Tuesday 02/11/10 James Yuill, Silver Columns @ The Ruby Lounge, Manchester

November 10, 2010 by Alex Hibbert
Tuesday 02/11/10 James Yuill, Silver Columns @ The Ruby Lounge, Manchester

Silver Columns play ‘Warm Welcome’ third and argue that maybe they should have played it first, but tonight that seems just fine. As the Moshi Moshi co-headlining tour with James Yuill arrives in Manchester, the label’s prevalent attitude of  off beat, alt-pop sounds presents itself as a co-piloted underdog flying through the bowels of the industry’s general monotony. Silver Columns are a perfect case in point: a sweary pairing of post rock/electronica artist Adem Ilhan and The Pictish Trail’s Johnny Lynch basically having a riot even though tonight they reside behind a bar/stage set up of samplers and synths that at best resembles a £3 Argos plastic pine, bedecked with twinkling fairy lights in disarray.

Ilhan, truth be told, is fairly unassuming, only really springing into life when the falsetto calls for it, his voice pitch shifting as he hollers into dual microphones that never stray too far from his mouth, or, during set closer ‘Columns’, when he runs into the crowd smashing a snare drum. Lynch, meanwhile, is a frothing deadpan drawl, goading the crowd to come closer, telling tales and bringing a nice low level counterpoint to the band’s generally high register.
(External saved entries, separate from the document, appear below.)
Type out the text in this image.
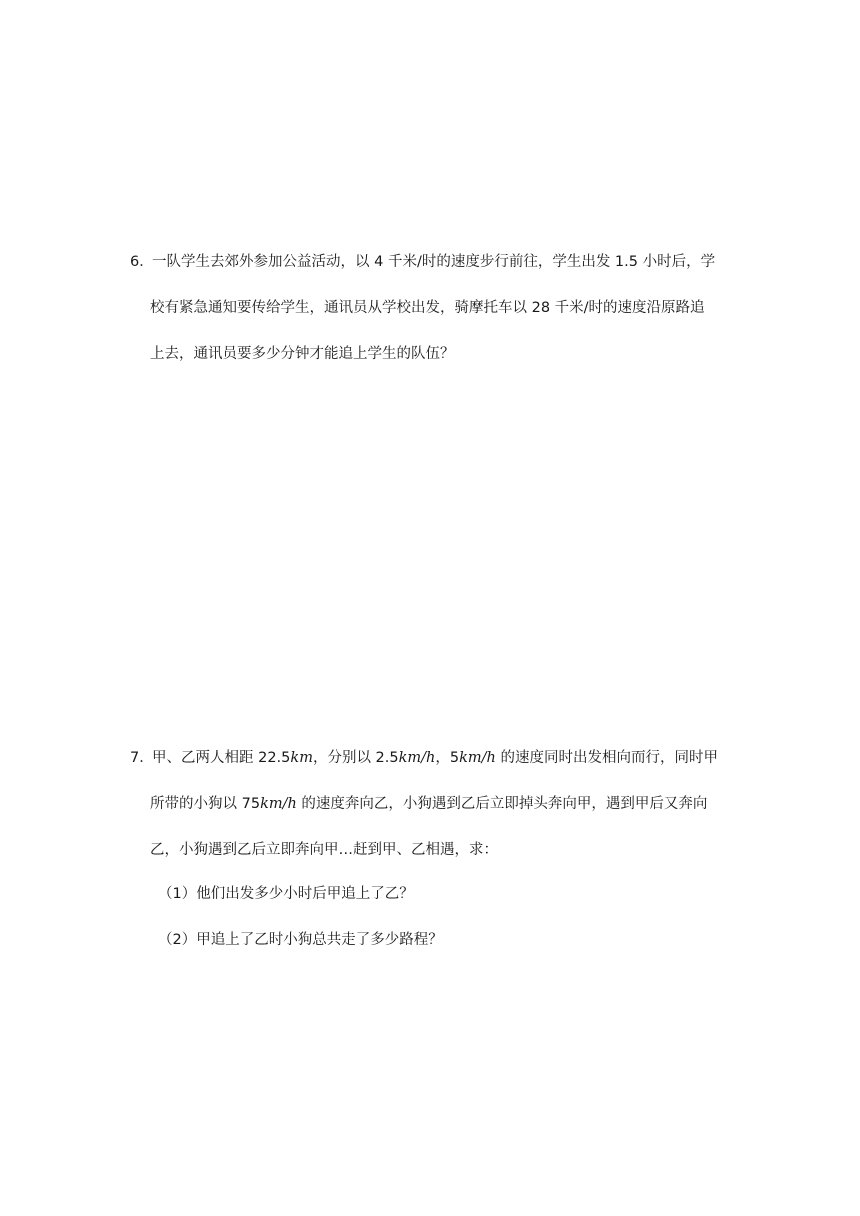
6．
一队学生去郊外参加公益活动，以 4 千米/时的速度步行前往，学生出发 1.5 小时后，学
校有紧急通知要传给学生，通讯员从学校出发，骑摩托车以 28 千米/时的速度沿原路追
上去，通讯员要多少分钟才能追上学生的队伍？
7．
甲、乙两人相距 22.5km，分别以 2.5km/h，5km/h 的速度同时出发相向而行，同时甲
所带的小狗以 75km/h 的速度奔向乙，小狗遇到乙后立即掉头奔向甲，遇到甲后又奔向
乙，小狗遇到乙后立即奔向甲…赶到甲、乙相遇，求：
（1）他们出发多少小时后甲追上了乙？
（2）甲追上了乙时小狗总共走了多少路程？
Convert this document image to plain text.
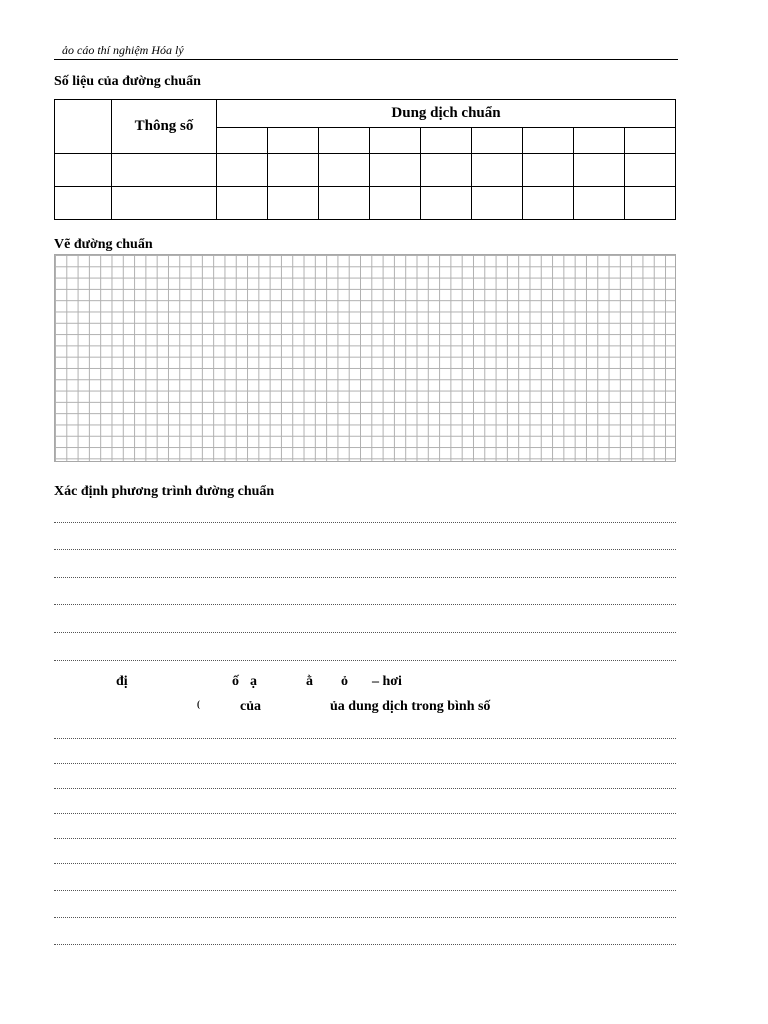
ảo cáo thí nghiệm Hóa lý
Số liệu của đường chuẩn
	Thông số	Dung dịch chuẩn								

Vẽ đường chuẩn
Xác định phương trình đường chuẩn
đị	ố ạ	ằ ỏ – hơi
(	của	ủa dung dịch trong bình số
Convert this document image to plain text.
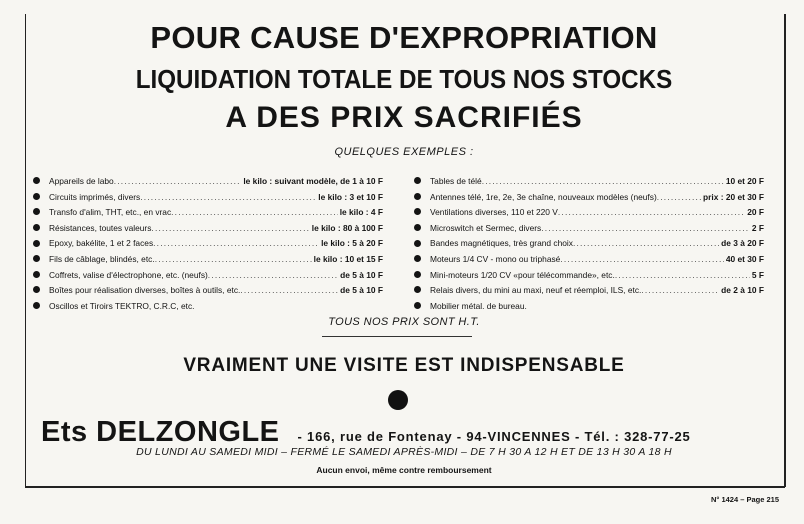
POUR CAUSE D'EXPROPRIATION
LIQUIDATION TOTALE DE TOUS NOS STOCKS
A DES PRIX SACRIFIÉS
QUELQUES EXEMPLES :
Appareils de labo .....	le kilo : suivant modèle, de 1 à 10 F
Circuits imprimés, divers .....	le kilo : 3 et 10 F
Transfo d'alim, THT, etc., en vrac .....	le kilo : 4 F
Résistances, toutes valeurs .....	le kilo : 80 à 100 F
Epoxy, bakélite, 1 et 2 faces .....	le kilo : 5 à 20 F
Fils de câblage, blindés, etc. .....	le kilo : 10 et 15 F
Coffrets, valise d'électrophone, etc. (neufs) .....	de 5 à 10 F
Boîtes pour réalisation diverses, boîtes à outils, etc. .....	de 5 à 10 F
Oscillos et Tiroirs TEKTRO, C.R.C, etc.
Tables de télé .....	10 et 20 F
Antennes télé, 1re, 2e, 3e chaîne, nouveaux modèles (neufs) .....	prix : 20 et 30 F
Ventilations diverses, 110 et 220 V .....	20 F
Microswitch et Sermec, divers .....	2 F
Bandes magnétiques, très grand choix .....	de 3 à 20 F
Moteurs 1/4 CV - mono ou triphasé .....	40 et 30 F
Mini-moteurs 1/20 CV «pour télécommande», etc. .....	5 F
Relais divers, du mini au maxi, neuf et réemploi, ILS, etc. .....	de 2 à 10 F
Mobilier métal. de bureau.
TOUS NOS PRIX SONT H.T.
VRAIMENT UNE VISITE EST INDISPENSABLE
Ets DELZONGLE - 166, rue de Fontenay - 94-VINCENNES - Tél. : 328-77-25
DU LUNDI AU SAMEDI MIDI – FERMÉ LE SAMEDI APRÈS-MIDI – DE 7 H 30 A 12 H ET DE 13 H 30 A 18 H
Aucun envoi, même contre remboursement
N° 1424 – Page 215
That they sound like Hot Chip is probably true, but mostly in the sense the likes of ‘Heart Murmurs’ or ‘Way Out’ feel organic, regardless of the fact the band barely touch an instrument that doesn’t blink. A sweet mix of Balearic and ballad, ‘Warm Welcome’ envisages what Junior Boys’ come down might feel like if they supplemented it with a batch of Earl Grey, whilst ’Brow Beaten’, though battered and bruised by the restrictions of playing live, still emit’s a gently hypnotic disco vibe.
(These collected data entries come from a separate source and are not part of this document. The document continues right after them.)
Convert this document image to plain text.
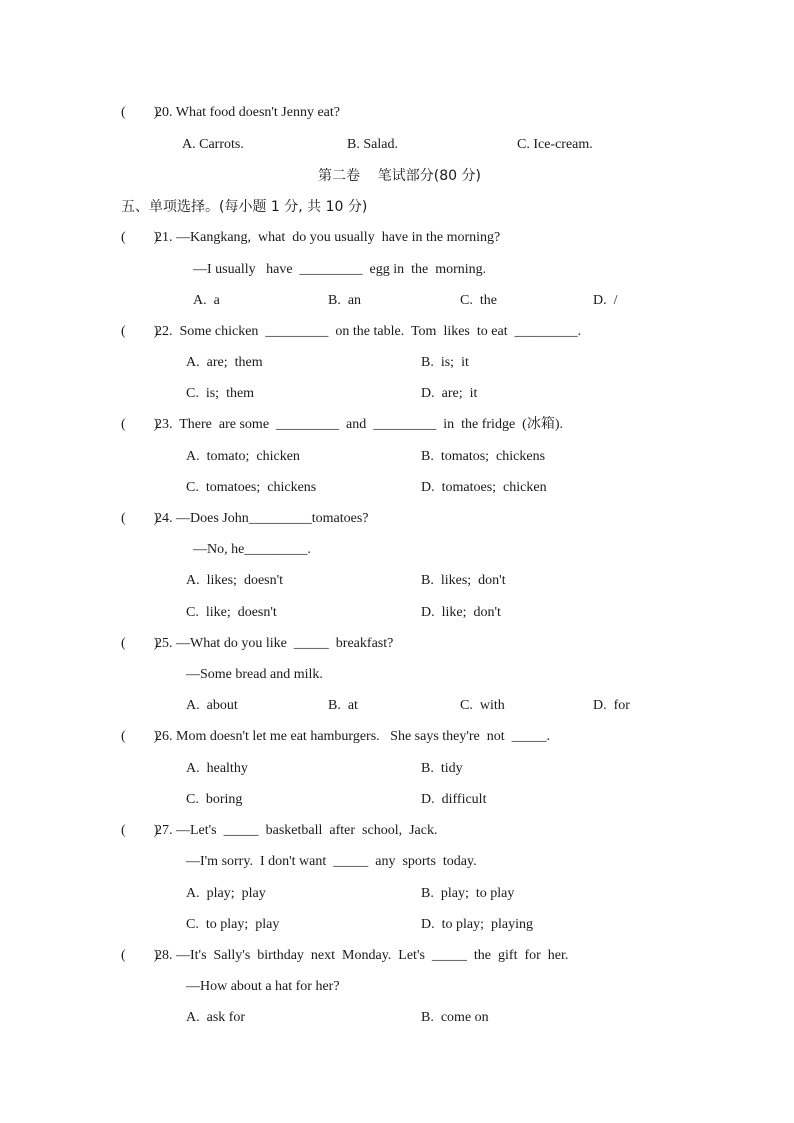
(        )
20. What food doesn't Jenny eat?
A. Carrots.	B. Salad.	C. Ice-cream.
第二卷    笔试部分(80 分)
五、单项选择。(每小题 1 分, 共 10 分)
(        )
21. —Kangkang,  what  do you usually  have in the morning?
—I usually   have  _________  egg in  the  morning.
A.  a	B.  an	C.  the	D.  /
(        )
22.  Some chicken  _________  on the table.  Tom  likes  to eat  _________.
A.  are;  them	B.  is;  it
C.  is;  them	D.  are;  it
(        )
23.  There  are some  _________  and  _________  in  the fridge  (冰箱).
A.  tomato;  chicken	B.  tomatos;  chickens
C.  tomatoes;  chickens	D.  tomatoes;  chicken
(        )
24. —Does John_________tomatoes?
—No, he_________.
A.  likes;  doesn't	B.  likes;  don't
C.  like;  doesn't	D.  like;  don't
(        )
25. —What do you like  _____  breakfast?
—Some bread and milk.
A.  about	B.  at	C.  with	D.  for
(        )
26. Mom doesn't let me eat hamburgers.   She says they're  not  _____.
A.  healthy	B.  tidy
C.  boring	D.  difficult
(        )
27. —Let's  _____  basketball  after  school,  Jack.
—I'm sorry.  I don't want  _____  any  sports  today.
A.  play;  play	B.  play;  to play
C.  to play;  play	D.  to play;  playing
(        )
28. —It's  Sally's  birthday  next  Monday.  Let's  _____  the  gift  for  her.
—How about a hat for her?
A.  ask for	B.  come on
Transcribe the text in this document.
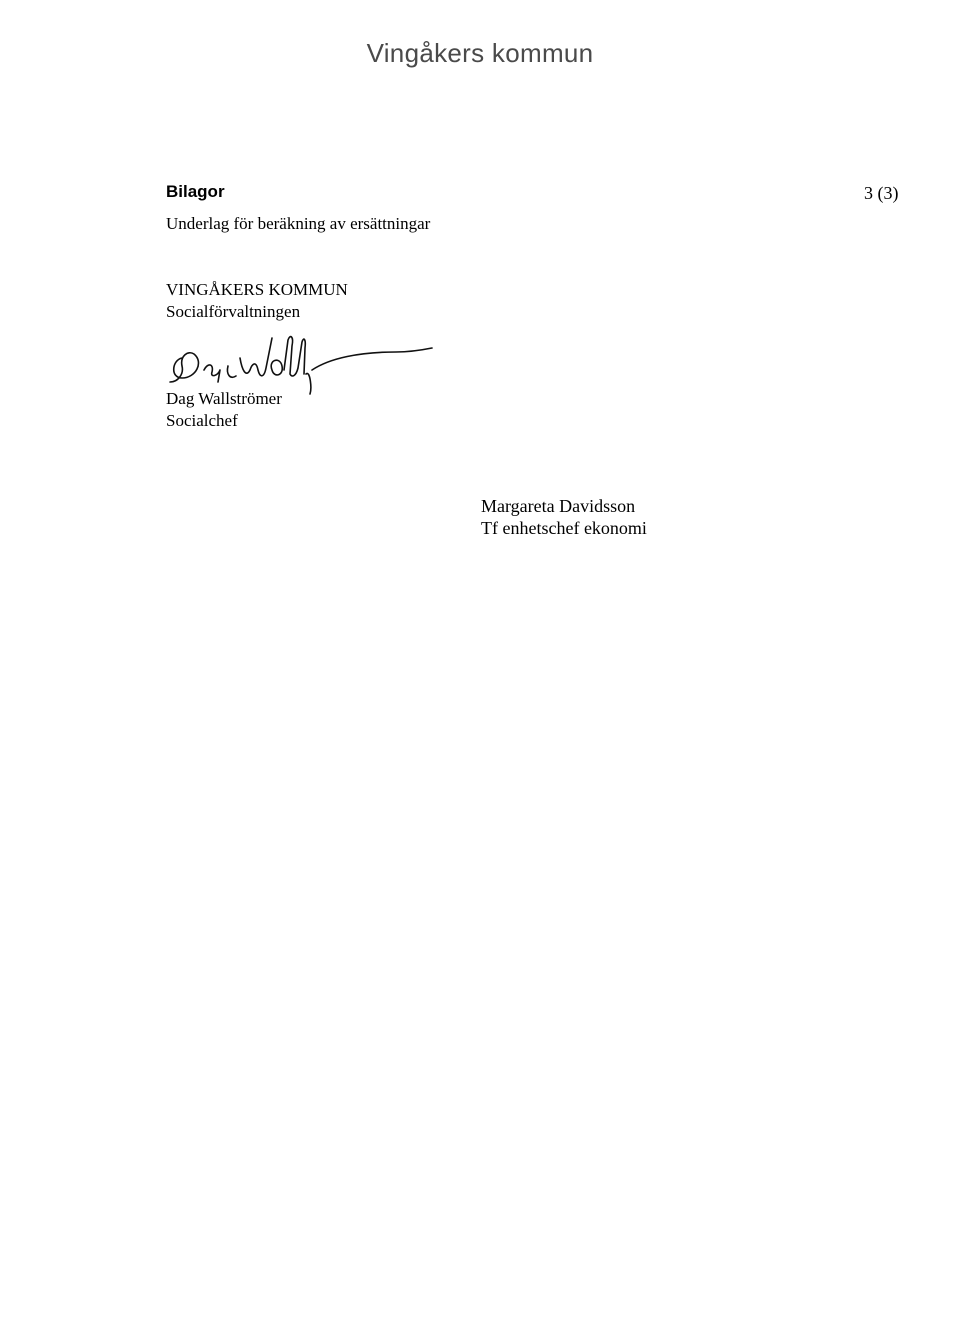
Vingåkers kommun
Bilagor	3 (3)
Underlag för beräkning av ersättningar
VINGÅKERS KOMMUN
Socialförvaltningen
Dag Wallströmer
Socialchef
Margareta Davidsson
Tf enhetschef ekonomi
If the 80’s infused synth pop Silver Columns ply might have bought a bit of disco to tonight’s proceedings, James Yuill’s mad scientist aesthetic and towering electronics brings it quickly crashing back to the future. An overstretched early ‘Crying For Hollywood’ and ‘No Pins Allowed’ aside, Yuill soon finds his feet, black tie pulled tight to white nape, crashing through ‘On Your Own’ on his own, looping voice’s together with the flick of a finger between the times they’re not thrashing his guitar.
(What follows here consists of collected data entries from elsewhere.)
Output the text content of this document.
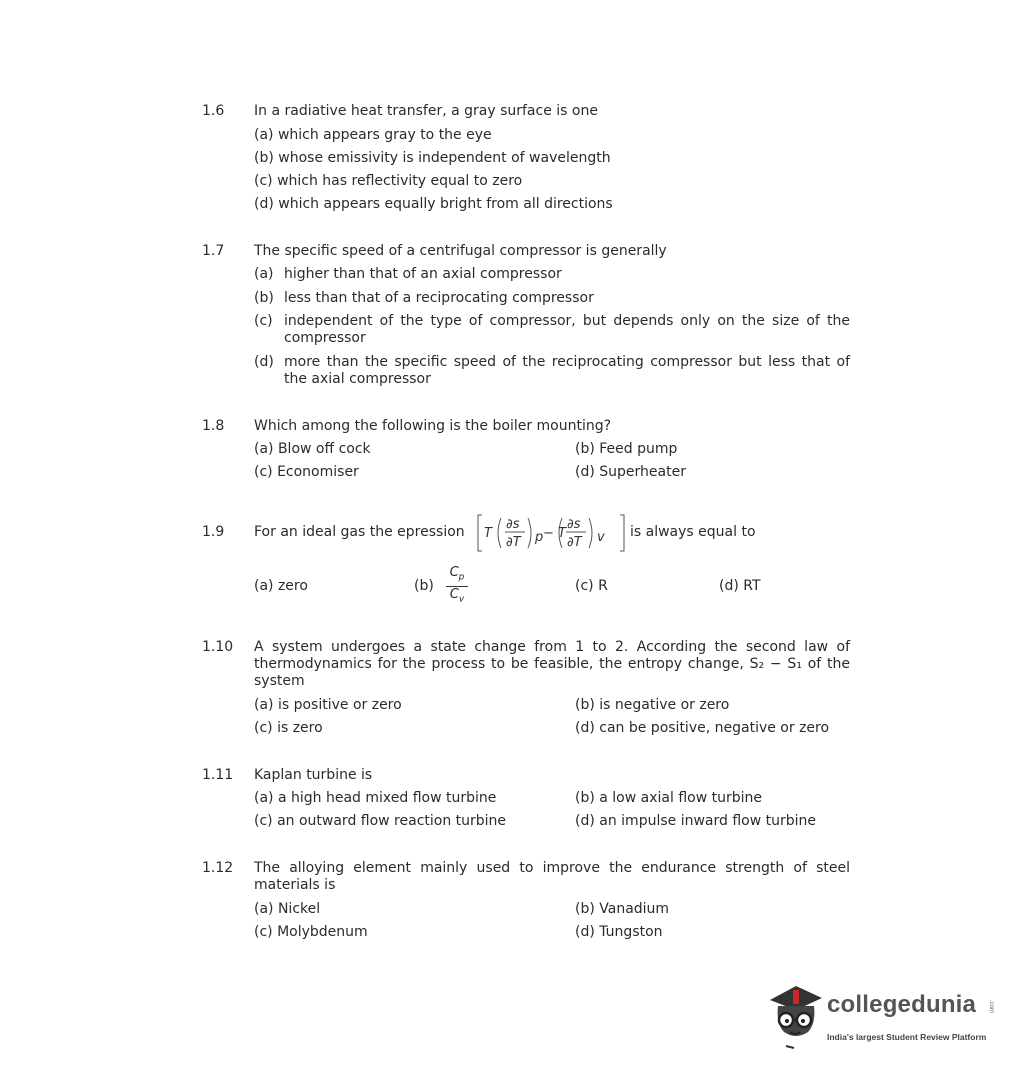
1.6 In a radiative heat transfer, a gray surface is one
(a) which appears gray to the eye
(b) whose emissivity is independent of wavelength
(c) which has reflectivity equal to zero
(d) which appears equally bright from all directions
1.7 The specific speed of a centrifugal compressor is generally
(a) higher than that of an axial compressor
(b) less than that of a reciprocating compressor
(c) independent of the type of compressor, but depends only on the size of the compressor
(d) more than the specific speed of the reciprocating compressor but less that of the axial compressor
1.8 Which among the following is the boiler mounting?
(a) Blow off cock	(b) Feed pump
(c) Economiser	(d) Superheater
1.9 For an ideal gas the epression T
∂s
∂T p − T
∂s
∂T v is always equal to
(a) zero	(b)
$C_p$
$C_v$
(c) R	(d) RT
1.10 A system undergoes a state change from 1 to 2. According the second law of thermodynamics for the process to be feasible, the entropy change, S₂ − S₁ of the system
(a) is positive or zero	(b) is negative or zero
(c) is zero	(d) can be positive, negative or zero
1.11 Kaplan turbine is
(a) a high head mixed flow turbine	(b) a low axial flow turbine
(c) an outward flow reaction turbine	(d) an impulse inward flow turbine
1.12 The alloying element mainly used to improve the endurance strength of steel materials is
(a) Nickel	(b) Vanadium
(c) Molybdenum	(d) Tungston
collegedunia	.com
India's largest Student Review Platform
That he’s been known to do separate acoustic and electronic shows tells a little tonight, at times the set feels fragmented as Yuill shifts from one instrument to another, but when he merges the two the results mesmerise. “Here’s a heavy one” he says, launching into ‘My Fears’’ melancholic, hissing machinations, before projecting paradise hued visions of his keyboard’s treatment during ‘First In Line’, like some sort of retro futurist account manager finally living the dream. An encore of ‘Over The Hills’ lilting acoustic daydreams and then a sprawling beat heavy dance number doesn’t settle the argument about which side of the Folktronica tag Yuill’s sometimes labelled with suits him best, but rather poses the question: when he can do both so well, who cares anyway?